Do we still need target audiences?
There seems to be an increasing fragmentation of thinking on users and target audiences: customers, journeys, media segmentations, user experiences; they all come from different perspectives and often generate very different outcomes. The latest APG Noisy Thinking event sought to understand more about different kinds of thinking and provide different opinions on whether we need target audiences anymore. A client, a researcher, a media strategist, a tech strategist and a strategist turned CEO turned entrepreneur were each invited to give the audience five minutes on the subject.
Andy Davidson, managing director of Flamingo spoke first. He’s done 50 target audience related projects in the last few years, so he drew on those to pull out some tips and pitfalls, and truths about the importance of targeting for behaviour. ‘Biscuit eaters everywhere’ is neither incisive nor helpful. You have to be really specific to influence human behaviour. And in that context some of the biggest hits are written to an astonishingly precise and small target audience; for example, Star Wars aimed at kids who ‘love medieval histories in space, without irony or embarrassment’ = 20 year global franchise.
"We need targets. Without them, we are aimless"
Andy Davidson, MD of Flamingo London
Creative targets are very important because they force a brand to nail its colours to the mast so people know what it’s for. But you shouldn’t confuse your creative target with your actual target (of course Mercedes want anyone who can to buy their car).
Davidson used a video metaphor of flocks of starlings to demonstrate that you can’t think about people as target audience in just one category – you need to understand all the other stuff they do so that you see your brand or category in the context of a whole life.
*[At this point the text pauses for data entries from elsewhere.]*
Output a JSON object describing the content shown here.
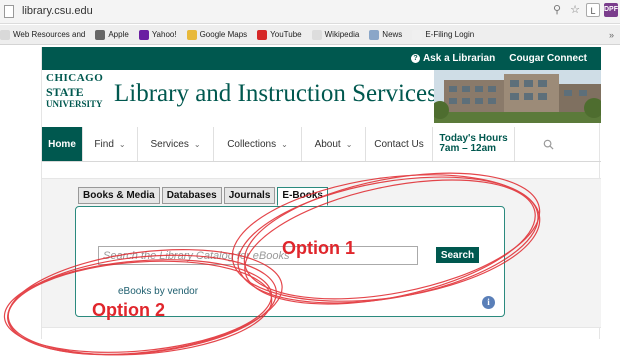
{
  "browser": {
    "url": "library.csu.edu",
    "profile_letter": "L",
    "ext_label": "DPF",
    "bookmarks": [
      {
        "label": "Web Resources and",
        "color": "#d9d9d9"
      },
      {
        "label": "Apple",
        "color": "#666666"
      },
      {
        "label": "Yahoo!",
        "color": "#6a1fa2"
      },
      {
        "label": "Google Maps",
        "color": "#e8b93a"
      },
      {
        "label": "YouTube",
        "color": "#d62828"
      },
      {
        "label": "Wikipedia",
        "color": "#dddddd"
      },
      {
        "label": "News",
        "color": "#8aa6c8"
      },
      {
        "label": "E-Filing Login",
        "color": "#f0f0f0"
      }
    ],
    "more": "»"
  },
  "header": {
    "ask_librarian": "Ask a Librarian",
    "cougar_connect": "Cougar Connect",
    "logo": {
      "line1": "CHICAGO",
      "line2": "STATE",
      "line3": "UNIVERSITY"
    },
    "title": "Library and Instruction Services"
  },
  "nav": {
    "home": "Home",
    "find": "Find",
    "services": "Services",
    "collections": "Collections",
    "about": "About",
    "contact": "Contact Us",
    "hours_label": "Today's Hours",
    "hours_value": "7am – 12am"
  },
  "search": {
    "tabs": [
      "Books & Media",
      "Databases",
      "Journals",
      "E-Books"
    ],
    "active_tab": "E-Books",
    "placeholder": "Search the Library Catalog for eBooks",
    "button": "Search",
    "vendor_link": "eBooks by vendor",
    "info": "i"
  },
  "annotations": {
    "option1": "Option 1",
    "option2": "Option 2",
    "color": "#e0262c"
  },
  "colors": {
    "brand": "#00584f",
    "tab_border": "#2a8a7e"
  }
}
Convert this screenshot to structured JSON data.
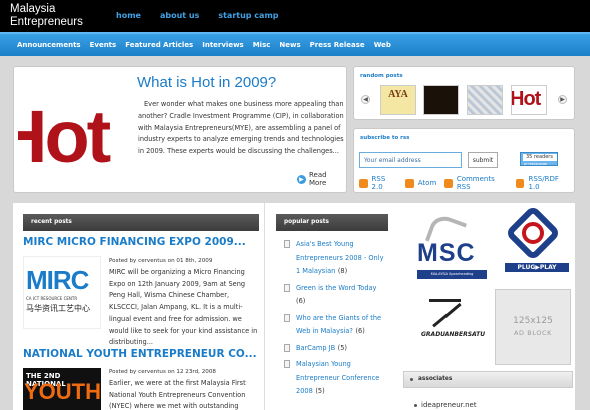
{
  "site": {
    "brand_line1": "Malaysia",
    "brand_line2": "Entrepreneurs",
    "top_nav": [
      "home",
      "about us",
      "startup camp"
    ]
  },
  "menu": [
    "Announcements",
    "Events",
    "Featured Articles",
    "Interviews",
    "Misc",
    "News",
    "Press Release",
    "Web"
  ],
  "featured": {
    "image_text": "Hot in",
    "title": "What is Hot in 2009?",
    "excerpt": "Ever wonder what makes one business more appealing than another? Cradle Investment Programme (CIP), in collaboration with Malaysia Entrepreneurs(MYE), are assembling a panel of industry experts to analyze emerging trends and technologies in 2009. These experts would be discussing the challenges...",
    "read_more": "Read More"
  },
  "random_posts": {
    "title": "random posts",
    "prev": "◀",
    "next": "▶",
    "thumb1_text": "AYA",
    "thumb4_text": "Hot"
  },
  "subscribe": {
    "title": "subscribe to rss",
    "email_placeholder": "Your email address",
    "button": "submit",
    "reader_count": "35 readers",
    "feed_by": "BY FEEDBURNER",
    "links": [
      "RSS 2.0",
      "Atom",
      "Comments RSS",
      "RSS/RDF 1.0"
    ]
  },
  "recent_posts": {
    "heading": "recent posts",
    "posts": [
      {
        "title": "MIRC MICRO FINANCING EXPO 2009...",
        "meta": "Posted by cerventus on 01 8th, 2009",
        "body": "MIRC will be organizing a Micro Financing Expo on 12th January 2009, 9am at Seng Peng Hall, Wisma Chinese Chamber, KLSCCCI, Jalan Ampang, KL. It is a multi-lingual event and free for admission. we would like to seek for your kind assistance in distributing...",
        "img_logo": "MIRC",
        "img_sub": "CA ICT RESOURCE CENTR",
        "img_chinese": "马华资讯工艺中心"
      },
      {
        "title": "NATIONAL YOUTH ENTREPRENEUR CO...",
        "meta": "Posted by cerventus on 12 23rd, 2008",
        "body": "Earlier, we were at the first Malaysia First National Youth Entrepreneurs Convention (NYEC) where we met with outstanding",
        "img_top": "THE 2ND NATIONAL",
        "img_big": "YOUTH"
      }
    ]
  },
  "popular_posts": {
    "heading": "popular posts",
    "items": [
      {
        "title": "Asia's Best Young Entrepreneurs 2008 - Only 1 Malaysian",
        "count": "(8)"
      },
      {
        "title": "Green is the Word Today",
        "count": "(6)"
      },
      {
        "title": "Who are the Giants of the Web in Malaysia?",
        "count": "(6)"
      },
      {
        "title": "BarCamp JB",
        "count": "(5)"
      },
      {
        "title": "Malaysian Young Entrepreneur Conference 2008",
        "count": "(5)"
      }
    ]
  },
  "sponsors": {
    "msc": "MSC",
    "msc_tag": "MALAYSIA Spearheading Transformation",
    "plugplay": "PLUG▶PLAY",
    "graduan": "GRADUANBERSATU",
    "ad_size": "125x125",
    "ad_label": "AD BLOCK"
  },
  "associates": {
    "heading": "associates",
    "links": [
      "ideapreneur.net"
    ]
  },
  "colors": {
    "accent_blue": "#1a7cc8",
    "menu_blue": "#2a8fd8",
    "hot_red": "#b0121a",
    "rss_orange": "#f08a1c"
  }
}
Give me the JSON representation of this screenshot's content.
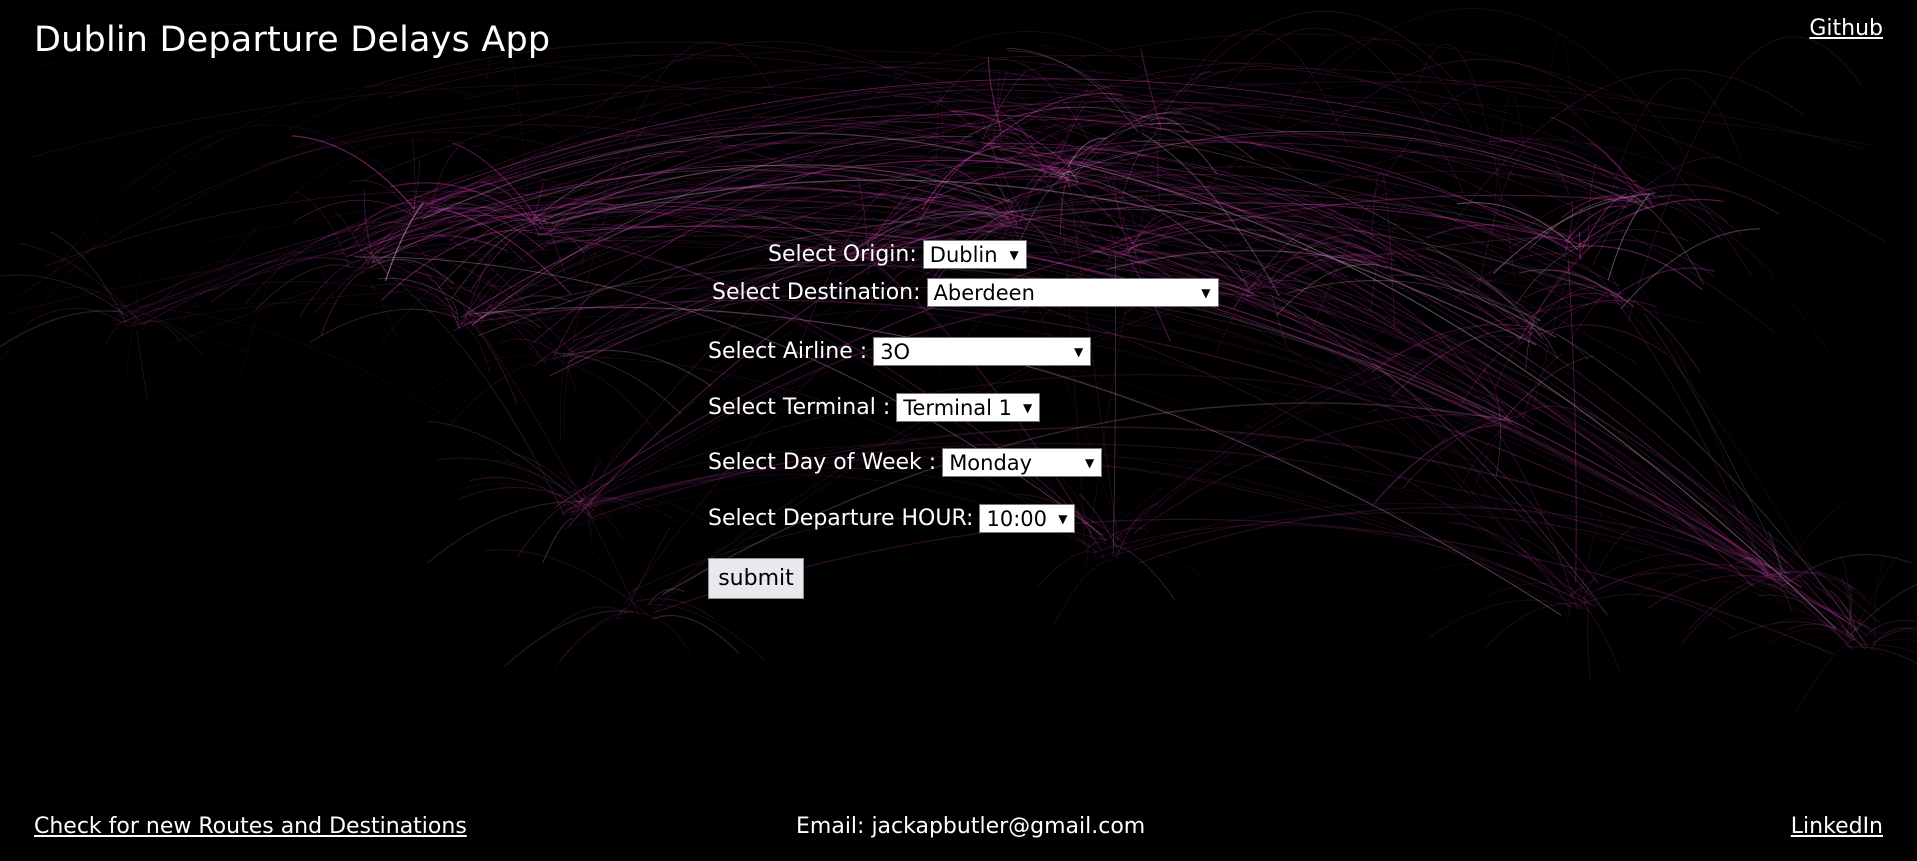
{
  "app": {
    "title": "Dublin Departure Delays App"
  },
  "header": {
    "github_label": "Github"
  },
  "form": {
    "origin": {
      "label": "Select Origin:",
      "value": "Dublin"
    },
    "destination": {
      "label": "Select Destination:",
      "value": "Aberdeen"
    },
    "airline": {
      "label": "Select Airline :",
      "value": "3O"
    },
    "terminal": {
      "label": "Select Terminal :",
      "value": "Terminal 1"
    },
    "day": {
      "label": "Select Day of Week :",
      "value": "Monday"
    },
    "hour": {
      "label": "Select Departure HOUR:",
      "value": "10:00"
    },
    "submit_label": "submit"
  },
  "footer": {
    "routes_link": "Check for new Routes and Destinations",
    "email": "Email: jackapbutler@gmail.com",
    "linkedin_label": "LinkedIn"
  },
  "theme": {
    "background": "#000000",
    "route_color": "#e040c0",
    "hub_color": "#ffc8f0"
  },
  "icons": {
    "dropdown": "dropdown-arrow-icon"
  }
}
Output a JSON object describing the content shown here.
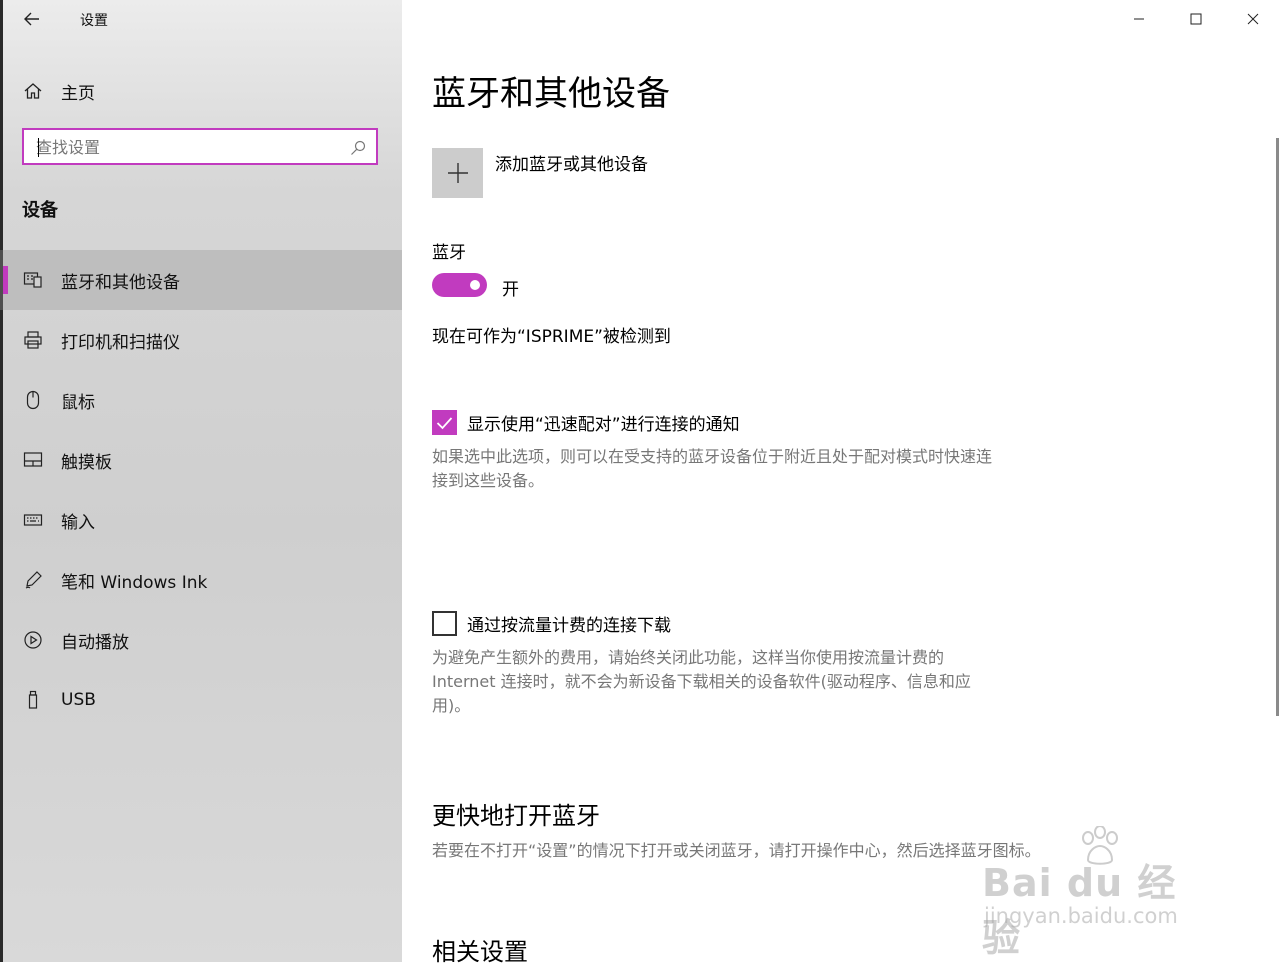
{
  "window": {
    "title": "设置",
    "controls": [
      "minimize-icon",
      "maximize-icon",
      "close-icon"
    ]
  },
  "sidebar": {
    "home_label": "主页",
    "search_placeholder": "查找设置",
    "section": "设备",
    "items": [
      {
        "label": "蓝牙和其他设备",
        "icon": "bluetooth-devices-icon",
        "selected": true
      },
      {
        "label": "打印机和扫描仪",
        "icon": "printer-icon",
        "selected": false
      },
      {
        "label": "鼠标",
        "icon": "mouse-icon",
        "selected": false
      },
      {
        "label": "触摸板",
        "icon": "touchpad-icon",
        "selected": false
      },
      {
        "label": "输入",
        "icon": "keyboard-icon",
        "selected": false
      },
      {
        "label": "笔和 Windows Ink",
        "icon": "pen-icon",
        "selected": false
      },
      {
        "label": "自动播放",
        "icon": "autoplay-icon",
        "selected": false
      },
      {
        "label": "USB",
        "icon": "usb-icon",
        "selected": false
      }
    ]
  },
  "main": {
    "title": "蓝牙和其他设备",
    "add_device_label": "添加蓝牙或其他设备",
    "bluetooth_label": "蓝牙",
    "bluetooth_state": "开",
    "discoverable_text": "现在可作为“ISPRIME”被检测到",
    "swift_pair": {
      "label": "显示使用“迅速配对”进行连接的通知",
      "checked": true,
      "description": "如果选中此选项，则可以在受支持的蓝牙设备位于附近且处于配对模式时快速连接到这些设备。"
    },
    "metered": {
      "label": "通过按流量计费的连接下载",
      "checked": false,
      "description": "为避免产生额外的费用，请始终关闭此功能，这样当你使用按流量计费的 Internet 连接时，就不会为新设备下载相关的设备软件(驱动程序、信息和应用)。"
    },
    "quick_heading": "更快地打开蓝牙",
    "quick_description": "若要在不打开“设置”的情况下打开或关闭蓝牙，请打开操作中心，然后选择蓝牙图标。",
    "related_heading": "相关设置"
  },
  "watermark": {
    "main": "Bai du 经验",
    "sub": "jingyan.baidu.com"
  },
  "colors": {
    "accent": "#c13bbf",
    "sidebar_bg": "#d4d4d4",
    "description_text": "#777777"
  }
}
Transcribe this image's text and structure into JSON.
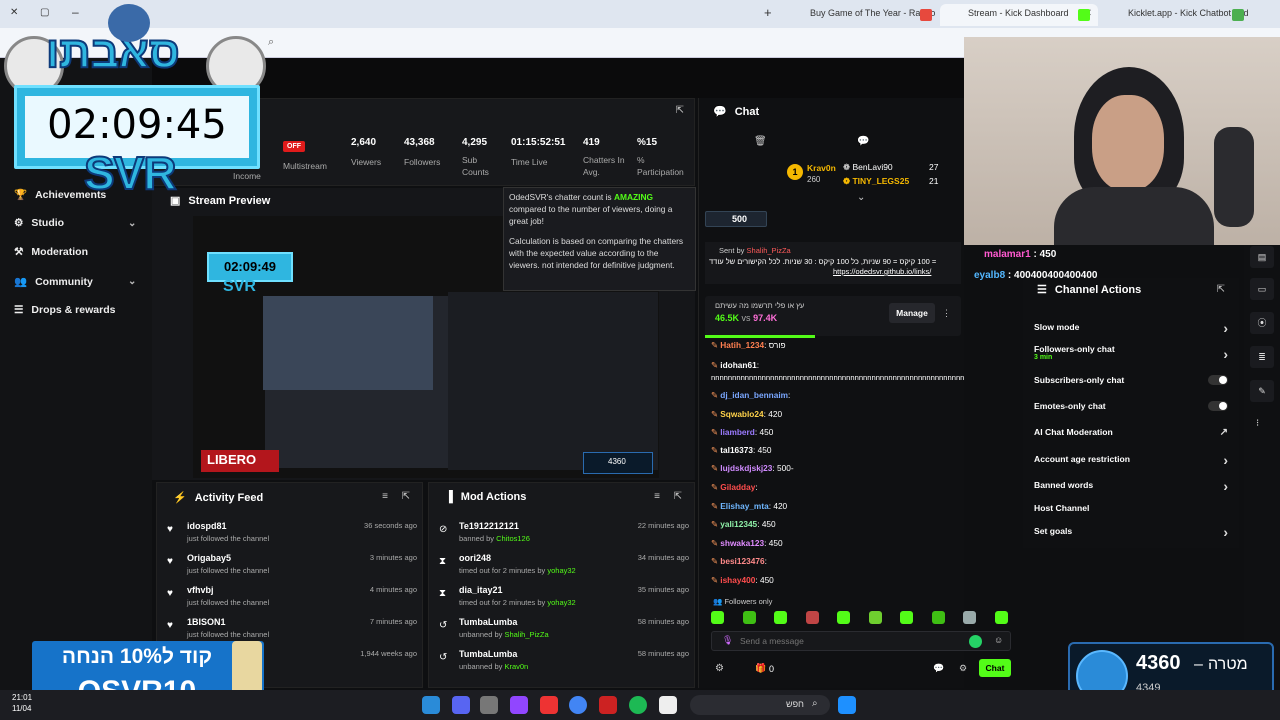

The ‘cyclist’ in London is also a pedestrian, a tube user, a driver and Uber fanatic. If you can take a step back and really understand the context you might have a better idea of where they are going.
And if you’re in doubt the key is propensity: How much you think they can be influenced in their behaviour.
So Andy’s answer is yes; we do need target audiences. Be precise and specific and go for behaviour.
The second person to speak was Frank Durden, who spent 18 years in advertising and has just completed 18 months as a client CMO. He learned very fast about how differently clients think about target audiences when he got up to address his first board meeting with a clear picture of their target audience, only to be met with blank faces.
Frank’s answer is yes, but remember that your client is playing another numbers-driven game that you have to fit into to win.
Next came Verra Budimlija, a creative planner until she was seduced by the life of the media strategist and as CSO of MEC. She started off by addressing the old idea that you push from consideration through to purchase via the funnel, and noting that now we think about purchase journeys as being on a continuum. We know that people are constantly forming opinions about brands through active and passive stages.
Verras answer is yes and no: it depends where you are in the journey and the passive and active stages need different approaches. The passive phase could be five years in which you stay connected with your market as broad audience connection: Nivea and X Factor or Colgate 2 minute tales for kids.
Will Whalley was formerly a strategist at AMVBBDO and is now brand planner at Google, focusing mainly on YouTube. He explained that the notion of target audience for Google and specifically Youtube is clear:
So Will’s answer is yes – and go big, and go digital broadcast.
- Don’t go for specific audiences, but all category buyers
- Don’t presume targeting will take you smaller – it can go bigger
- Digital is better broadcast; not anti broadcast
Lucy Jameson was a CSO and then CEO of Grey and is currently preparing to launch a new agency. She’s been working with start-ups who are obsessed by performance marketing – least waste, micro targets and people who are already in the market, risking endless re-targeting of ever smaller groups.
Her plea is to forget all of that and go wide and embrace waste.